- Born: August 14, 1925 Toledo, Ohio
- Died: December 5, 2014 (aged 89)
- Occupations: corporate management, author
- Years active: 33+
- Known for: public affairs and communications, author
- Notable work: The Glassmakers: a History of Owens-Illinois Incorporated, Blowpipes: Northwest Ohio Glassmaking in the Gas Boom of the 1880s

= Jack K. Paquette =

US historian and author (1925–2014)

Jack K. Paquette (August 14, 1925 – December 5, 2014) was a historian, author, and retired vice president of US glass company Owens–Illinois. He was born in East Toledo, Ohio, and attended the Ohio State University where he earned a Bachelor of Arts degree in journalism in 1949 and a Master of Arts degree in political science in 1951. After graduation he began a 33–year career with Owens–Illinois, one of the largest glass bottle manufacturers in the world. By 1970 he was vice president of the overall company and director of the Corporate Relations Department. He retired in 1984. During his retirement, he wrote six books about life in Northwest Ohio, including four related to glassmaking.

==Early life and education==
Jack K. Paquette was born on August 14, 1925, in East Toledo, Ohio. At the age of 17 he enlisted in the U.S. Navy and served for three years, including active duty in the Pacific Theater during World War II. After the war, he enrolled at the Ohio State University. While a student, he worked as a news editor for the university newspaper and as a copy editor for the local Columbus newspaper. He received a Bachelor of Arts degree in journalism in 1949, and a Master of Arts in political science in 1951. Following graduation in 1951, he joined the Owens–Illinois advertising department.

==Glass company career==
Beginning as a creative writing specialist, Paquette began a 33–year career with Owens–Illinois. The company was founded by Michael J. Owens, and is one of the largest bottle manufacturers in the world. Paquette began working in the company's Glass Container Division and Corporate Marketing Department. In December 1961 it was announced that Paquette was promoted to a newly created position of Advertising and Sales Promotion Manager of the Libbey Glass Division of Owens–Illinois. In August 1964 he was promoted to manager of customer marketing services for the Glass Container Division of Owens–Illinois. Three years later, during November 1967, he was promoted to director of organization planning for Owens–Illinois' corporate planning department. He was also assigned to assist the company's president and chief executive officer.
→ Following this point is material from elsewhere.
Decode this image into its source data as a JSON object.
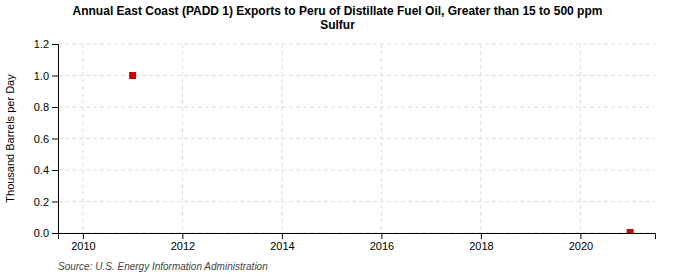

It was announced in April 1970 that Paquette was elected vice president of Owens–Illinois, Inc. (the overall company). In addition to that position, he would continue as director of corporate relations. In January 1981 he was named assistant to the chairman of Owens–Illinois. In May 1972 Paquette, as vice president corporate relations, accepted the Public Relations Society of America's Silver Anvil Award on behalf of Owens–Illinois. The award is for efforts to improve the environment, and is called the "Oscar" of public relations. In June 1983 Paquette, as vice president and assistant to the executive office, accepted a national Business in the Arts Award from the Business Committee for the Arts on behalf of Owens–Illinois. He retired in 1984 after 33 years with Owens–Illinois, although he would serve as a consultant. By that time, he was recognized as "a nationally known authority on public affairs and communications". Following retirement, he formed Paquette Enterprises, which was a consulting, retailing, and publishing firm. That firm was listed in the D&B Million Dollar Directory.

==Private life==
Paquette was married and had four children. He was a co–founder the Columbus and Northwestern Ohio chapters of the national Society of Professional Journalists, formerly known as Sigma Delta Chi. He was also a founding director of the Toledo Press Club. Among the numerous civic organizations he was involved with were the Boy Scouts of America, the Western Lake Erie Historical Society, the American Red Cross, and the United Way. In December 1980 he was elected national chairman of Keep America Beautiful. A long time writer, Paquette was the author of numerous articles and six books on Northwest Ohio's history. His research papers, 11 linear feet of papers known as the Jack Paquette Collection on Northwest Ohio's Glass Industry, 1885–2003, are available at the Ward M. Canaday Center for Special Collections at the University of Toledo. Paquette died on December 5, 2014.